By early 2019, Animal Wellness Action, which was formed in mid-2018, committed to making H.R. 1754, now the Horseracing Integrity and Safety Act (the Act), one of its top priorities for the 116th Congress. Working with the industry leaders of reform efforts, The Jockey Club, Water, Hay, Oats Alliance, The Stronach Group that owns and operates The Preakness Stakes, Pimlico, and Laurel Park in Maryland, and others, we believed the timing was ripe, and under the right circumstances, we could permanently end drugging in the sport.

AWA executive director Marty Irby testified in support of the bill before the House Committee hearing held in January of 2020 alongside Hall of Fame jockey, Chris McCarron, and other leaders in this fight. The hearing went overwhelmingly well in support of the bill. Just six weeks later, the U.S. Dept. of Justice indicted 27 trainers and veterinarians caught illegally importing drugs to juice up horses, and more endorsements for the measure, including Bob Baffert and the Jockey’s Guild followed.

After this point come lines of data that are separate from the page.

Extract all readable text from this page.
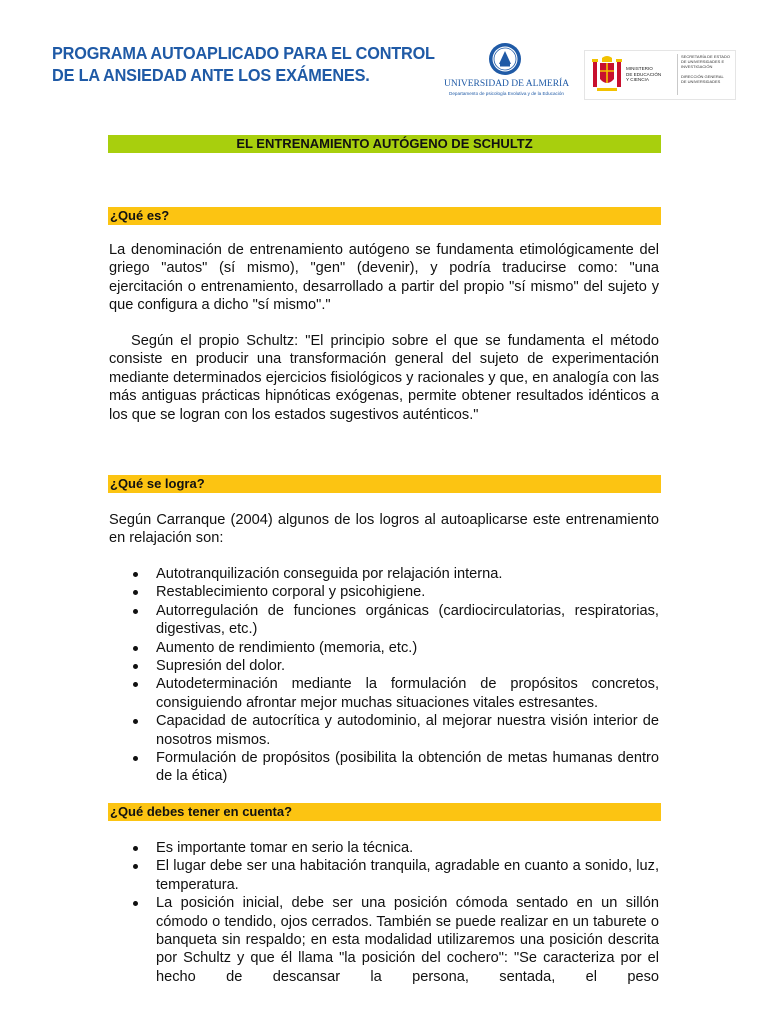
PROGRAMA AUTOAPLICADO PARA EL CONTROL
DE LA ANSIEDAD ANTE LOS EXÁMENES.	UNIVERSIDAD DE ALMERÍA
Departamento de psicología Evolutiva y de la Educación
MINISTERIO
DE EDUCACIÓN
Y CIENCIA
SECRETARÍA DE ESTADO
DE UNIVERSIDADES E
INVESTIGACIÓN

DIRECCIÓN GENERAL
DE UNIVERSIDADES
EL ENTRENAMIENTO AUTÓGENO DE SCHULTZ
¿Qué es?
La denominación de entrenamiento autógeno se fundamenta etimológicamente del griego "autos" (sí mismo), "gen" (devenir), y podría traducirse como: "una ejercitación o entrenamiento, desarrollado a partir del propio "sí mismo" del sujeto y que configura a dicho "sí mismo"."
Según el propio Schultz: "El principio sobre el que se fundamenta el método consiste en producir una transformación general del sujeto de experimentación mediante determinados ejercicios fisiológicos y racionales y que, en analogía con las más antiguas prácticas hipnóticas exógenas, permite obtener resultados idénticos a los que se logran con los estados sugestivos auténticos."
¿Qué se logra?
Según Carranque (2004) algunos de los logros al autoaplicarse este entrenamiento en relajación son:
Autotranquilización conseguida por relajación interna.
Restablecimiento corporal y psicohigiene.
Autorregulación de funciones orgánicas (cardiocirculatorias, respiratorias, digestivas, etc.)
Aumento de rendimiento (memoria, etc.)
Supresión del dolor.
Autodeterminación mediante la formulación de propósitos concretos, consiguiendo afrontar mejor muchas situaciones vitales estresantes.
Capacidad de autocrítica y autodominio, al mejorar nuestra visión interior de nosotros mismos.
Formulación de propósitos (posibilita la obtención de metas humanas dentro de la ética)
¿Qué debes tener en cuenta?
Es importante tomar en serio la técnica.
El lugar debe ser una habitación tranquila, agradable en cuanto a sonido, luz, temperatura.
La posición inicial, debe ser una posición cómoda sentado en un sillón cómodo o tendido, ojos cerrados. También se puede realizar en un taburete o banqueta sin respaldo; en esta modalidad utilizaremos una posición descrita por Schultz y que él llama "la posición del cochero": "Se caracteriza por el hecho de descansar la persona, sentada, el peso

And in September of 2020, the House finally passed the bill by a voice vote. With 261 cosponsors; and support from a broad base of industry players, including the New York Racing Association and The Belmont Stakes; Churchill Downs and The Kentucky Derby; and every major animal protection group in the U.S. – the legislation was signed into law in December of 2020 by President Donald J. Trump, and took effect on July 1, 2022. 

116th (2019-2021)

In the 115th Congress, modifications to the bill expanded on eliminating doping and brought more equine groups into the fold. A full Congressional hearing was held before the House Committee on Energy and Commerce Subcommittee on H.R. 2651, the Horseracing Integrity Act that ultimately garnered 131 cosponsors. But the hearing didn’t play out as planned, and without a Senate companion measure, the bill died at the end of 2018.

115th Congress (2017-2019)

When we first started working to pass federal anti-doping legislation in the 114th Congress, the Congressional Horse Caucus led a hearing that brought light to the issue, and some progress was made with notable figures including Bobby Flay speaking in support of the measure. By the close of 2016 the bill had made progress, and the major players in American horseracing were starting to pay attention to legislation gathering momentum with 21 House cosponsors.